ドミニカにおける同性愛の現状は、法的・社会的な制約が依然として強い。まず、同性愛行為自体は合法であり、個人のプライベートな合意による関係は刑法で禁止されていない。
ドミニカ共和国出身の女性(Getty Images)

ドミニカ共和国の憲法裁判所は19日、同国の警察および軍隊内における同性愛行為を犯罪とする条項を違憲と裁定した。

人権団体はこの判決を歓迎した。

国防省と警察庁はこの判決に対するコメントを出していない。

ドミニカにおける同性愛の現状は、法的・社会的な制約が依然として強い。まず、同性愛行為自体は合法であり、個人のプライベートな合意による関係は刑法で禁止されていない。

しかし、法的保護は限定的だ。性的指向や性自認を理由とする包括的な差別禁止法はなく、職場や住居など広範な場面でのLGBT差別に対する保護は十分ではない。

また、同性婚や市民的パートナーシップの法的承認もなく、憲法レベルで結婚は「男と女の結合」と明記されている。

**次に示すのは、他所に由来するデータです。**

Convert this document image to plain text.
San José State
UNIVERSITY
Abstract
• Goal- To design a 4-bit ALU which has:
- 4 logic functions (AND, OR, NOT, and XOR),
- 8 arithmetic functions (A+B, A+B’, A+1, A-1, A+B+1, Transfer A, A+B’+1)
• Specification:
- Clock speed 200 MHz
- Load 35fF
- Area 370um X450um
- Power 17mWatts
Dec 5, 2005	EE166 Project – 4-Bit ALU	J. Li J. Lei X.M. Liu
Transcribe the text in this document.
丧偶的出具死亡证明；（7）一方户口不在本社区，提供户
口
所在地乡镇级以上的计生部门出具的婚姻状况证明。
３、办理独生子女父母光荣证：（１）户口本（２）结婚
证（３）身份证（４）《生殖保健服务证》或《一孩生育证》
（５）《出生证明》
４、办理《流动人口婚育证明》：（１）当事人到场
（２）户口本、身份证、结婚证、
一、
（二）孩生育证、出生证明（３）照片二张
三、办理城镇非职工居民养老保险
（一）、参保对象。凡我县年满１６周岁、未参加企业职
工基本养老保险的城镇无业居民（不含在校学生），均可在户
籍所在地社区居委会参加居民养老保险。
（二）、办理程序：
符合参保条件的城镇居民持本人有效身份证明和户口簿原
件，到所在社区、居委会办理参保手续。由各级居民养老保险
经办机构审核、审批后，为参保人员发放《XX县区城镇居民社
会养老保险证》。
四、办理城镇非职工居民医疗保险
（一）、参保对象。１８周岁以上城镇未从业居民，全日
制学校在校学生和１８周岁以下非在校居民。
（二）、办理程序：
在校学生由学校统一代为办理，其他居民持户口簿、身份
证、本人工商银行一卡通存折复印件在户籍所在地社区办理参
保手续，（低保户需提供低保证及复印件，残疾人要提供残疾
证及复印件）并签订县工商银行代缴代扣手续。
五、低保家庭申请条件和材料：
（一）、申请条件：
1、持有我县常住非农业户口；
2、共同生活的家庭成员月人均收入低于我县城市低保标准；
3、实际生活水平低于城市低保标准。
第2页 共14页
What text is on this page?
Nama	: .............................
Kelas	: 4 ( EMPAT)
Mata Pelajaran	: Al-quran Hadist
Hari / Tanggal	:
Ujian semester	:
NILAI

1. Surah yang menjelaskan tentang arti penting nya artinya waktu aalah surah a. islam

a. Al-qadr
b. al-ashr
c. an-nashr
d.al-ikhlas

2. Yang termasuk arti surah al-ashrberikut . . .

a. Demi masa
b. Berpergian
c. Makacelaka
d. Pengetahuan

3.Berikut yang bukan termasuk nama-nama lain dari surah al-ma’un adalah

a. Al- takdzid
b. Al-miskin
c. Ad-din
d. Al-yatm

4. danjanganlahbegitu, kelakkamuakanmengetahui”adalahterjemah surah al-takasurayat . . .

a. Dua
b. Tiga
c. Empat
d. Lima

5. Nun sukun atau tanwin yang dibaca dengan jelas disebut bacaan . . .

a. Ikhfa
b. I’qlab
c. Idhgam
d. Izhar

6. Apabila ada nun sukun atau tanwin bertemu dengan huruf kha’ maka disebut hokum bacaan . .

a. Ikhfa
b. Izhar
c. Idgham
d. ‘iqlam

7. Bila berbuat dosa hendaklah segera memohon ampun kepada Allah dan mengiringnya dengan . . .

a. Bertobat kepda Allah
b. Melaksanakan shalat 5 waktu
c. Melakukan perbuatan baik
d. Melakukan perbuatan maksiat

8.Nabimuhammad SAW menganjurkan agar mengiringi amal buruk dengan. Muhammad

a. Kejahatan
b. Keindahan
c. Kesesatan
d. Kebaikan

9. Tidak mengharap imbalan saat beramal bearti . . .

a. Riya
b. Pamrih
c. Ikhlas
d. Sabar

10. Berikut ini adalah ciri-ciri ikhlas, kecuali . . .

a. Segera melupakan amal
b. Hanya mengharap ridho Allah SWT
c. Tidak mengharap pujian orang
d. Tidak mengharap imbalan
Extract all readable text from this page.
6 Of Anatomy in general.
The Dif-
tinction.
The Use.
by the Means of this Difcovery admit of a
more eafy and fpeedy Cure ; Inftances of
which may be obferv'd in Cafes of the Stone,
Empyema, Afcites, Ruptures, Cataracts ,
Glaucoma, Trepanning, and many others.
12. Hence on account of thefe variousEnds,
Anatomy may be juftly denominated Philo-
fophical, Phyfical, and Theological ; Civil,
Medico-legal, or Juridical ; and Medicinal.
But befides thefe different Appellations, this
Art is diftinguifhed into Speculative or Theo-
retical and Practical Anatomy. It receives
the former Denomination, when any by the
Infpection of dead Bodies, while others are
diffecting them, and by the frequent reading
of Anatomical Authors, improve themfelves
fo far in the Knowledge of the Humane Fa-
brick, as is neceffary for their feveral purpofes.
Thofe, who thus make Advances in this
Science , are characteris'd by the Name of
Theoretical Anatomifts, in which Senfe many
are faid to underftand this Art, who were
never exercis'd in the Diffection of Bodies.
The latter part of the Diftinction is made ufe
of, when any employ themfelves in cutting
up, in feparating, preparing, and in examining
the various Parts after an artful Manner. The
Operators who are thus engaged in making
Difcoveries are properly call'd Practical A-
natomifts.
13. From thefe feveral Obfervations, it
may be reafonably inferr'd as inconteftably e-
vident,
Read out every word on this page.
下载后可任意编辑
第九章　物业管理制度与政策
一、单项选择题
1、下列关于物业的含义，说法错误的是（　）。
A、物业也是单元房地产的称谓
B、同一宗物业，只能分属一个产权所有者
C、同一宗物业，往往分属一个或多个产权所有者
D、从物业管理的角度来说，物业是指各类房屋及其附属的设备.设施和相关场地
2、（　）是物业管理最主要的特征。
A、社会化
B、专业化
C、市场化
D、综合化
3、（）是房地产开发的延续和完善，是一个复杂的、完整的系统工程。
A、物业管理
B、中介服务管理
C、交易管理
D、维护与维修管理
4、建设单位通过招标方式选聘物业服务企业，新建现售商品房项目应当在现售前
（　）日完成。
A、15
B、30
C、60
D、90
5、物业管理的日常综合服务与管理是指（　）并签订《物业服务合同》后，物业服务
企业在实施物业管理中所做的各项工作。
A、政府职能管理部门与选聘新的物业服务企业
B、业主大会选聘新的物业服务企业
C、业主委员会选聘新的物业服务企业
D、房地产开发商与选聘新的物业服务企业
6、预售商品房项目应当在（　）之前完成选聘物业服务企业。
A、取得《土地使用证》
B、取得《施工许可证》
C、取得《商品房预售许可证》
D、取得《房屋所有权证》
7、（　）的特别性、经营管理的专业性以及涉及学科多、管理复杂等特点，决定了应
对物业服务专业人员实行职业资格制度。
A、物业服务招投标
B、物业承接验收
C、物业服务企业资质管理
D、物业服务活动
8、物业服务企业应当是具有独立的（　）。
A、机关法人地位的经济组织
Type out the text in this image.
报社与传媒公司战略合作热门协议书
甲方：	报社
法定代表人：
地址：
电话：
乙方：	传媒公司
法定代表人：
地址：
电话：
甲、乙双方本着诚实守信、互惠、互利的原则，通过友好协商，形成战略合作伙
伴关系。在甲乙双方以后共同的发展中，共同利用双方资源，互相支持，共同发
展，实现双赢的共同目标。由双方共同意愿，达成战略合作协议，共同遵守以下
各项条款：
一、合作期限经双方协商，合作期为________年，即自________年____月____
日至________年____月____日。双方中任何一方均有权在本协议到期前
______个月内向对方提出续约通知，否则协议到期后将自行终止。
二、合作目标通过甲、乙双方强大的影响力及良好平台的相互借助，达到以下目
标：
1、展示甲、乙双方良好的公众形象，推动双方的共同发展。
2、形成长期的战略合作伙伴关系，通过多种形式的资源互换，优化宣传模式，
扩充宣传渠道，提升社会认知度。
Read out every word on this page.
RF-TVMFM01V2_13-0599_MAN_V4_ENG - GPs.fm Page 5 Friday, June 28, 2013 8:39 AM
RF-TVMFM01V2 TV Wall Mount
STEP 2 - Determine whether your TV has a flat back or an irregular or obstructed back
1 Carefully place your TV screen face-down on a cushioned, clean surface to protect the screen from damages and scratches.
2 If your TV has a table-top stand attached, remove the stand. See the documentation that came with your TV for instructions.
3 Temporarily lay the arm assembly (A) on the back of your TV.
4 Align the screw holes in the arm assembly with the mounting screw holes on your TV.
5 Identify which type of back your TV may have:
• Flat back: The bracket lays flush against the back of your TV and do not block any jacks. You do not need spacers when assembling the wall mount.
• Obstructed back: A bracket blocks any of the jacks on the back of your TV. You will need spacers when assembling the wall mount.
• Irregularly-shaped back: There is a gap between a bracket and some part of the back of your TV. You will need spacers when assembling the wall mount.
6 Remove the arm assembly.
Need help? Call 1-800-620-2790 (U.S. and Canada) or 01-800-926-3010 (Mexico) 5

憲法裁は今回、国家警察と軍の規範から「同性行為を禁じる条項」を撤廃する判断を下した。これにより、同性愛者の警察官や軍人が性的指向を理由に刑罰を受けることがなくなった。

それでも、トランスジェンダーの権利に関しては、性別変更を法的に認める制度は整っておらず、社会的偏見も根強い。

教育や宗教の影響も強く、多くのドミニカ人はカトリックの伝統的価値観を重んじる。

原告団を率いる人権団体の代表は20日の声明で、「警察や軍隊の内部だけでなく、一般社会においても、誰も差別されるべきではない」と強調した。

国内では判決を歓迎する声がある一方、多くの批判も上がった。

国内最大の福音派組織は声明で、「道徳、価値観、原則の面でこの国が経験していることは憂慮すべきだ」と表明。「このような堕落を公に合法化することは、明白な前例を作り出す。それは我々がドミニカ共和国に望んできたものとは相容れず、またそれに沿うものでもない」と主張した。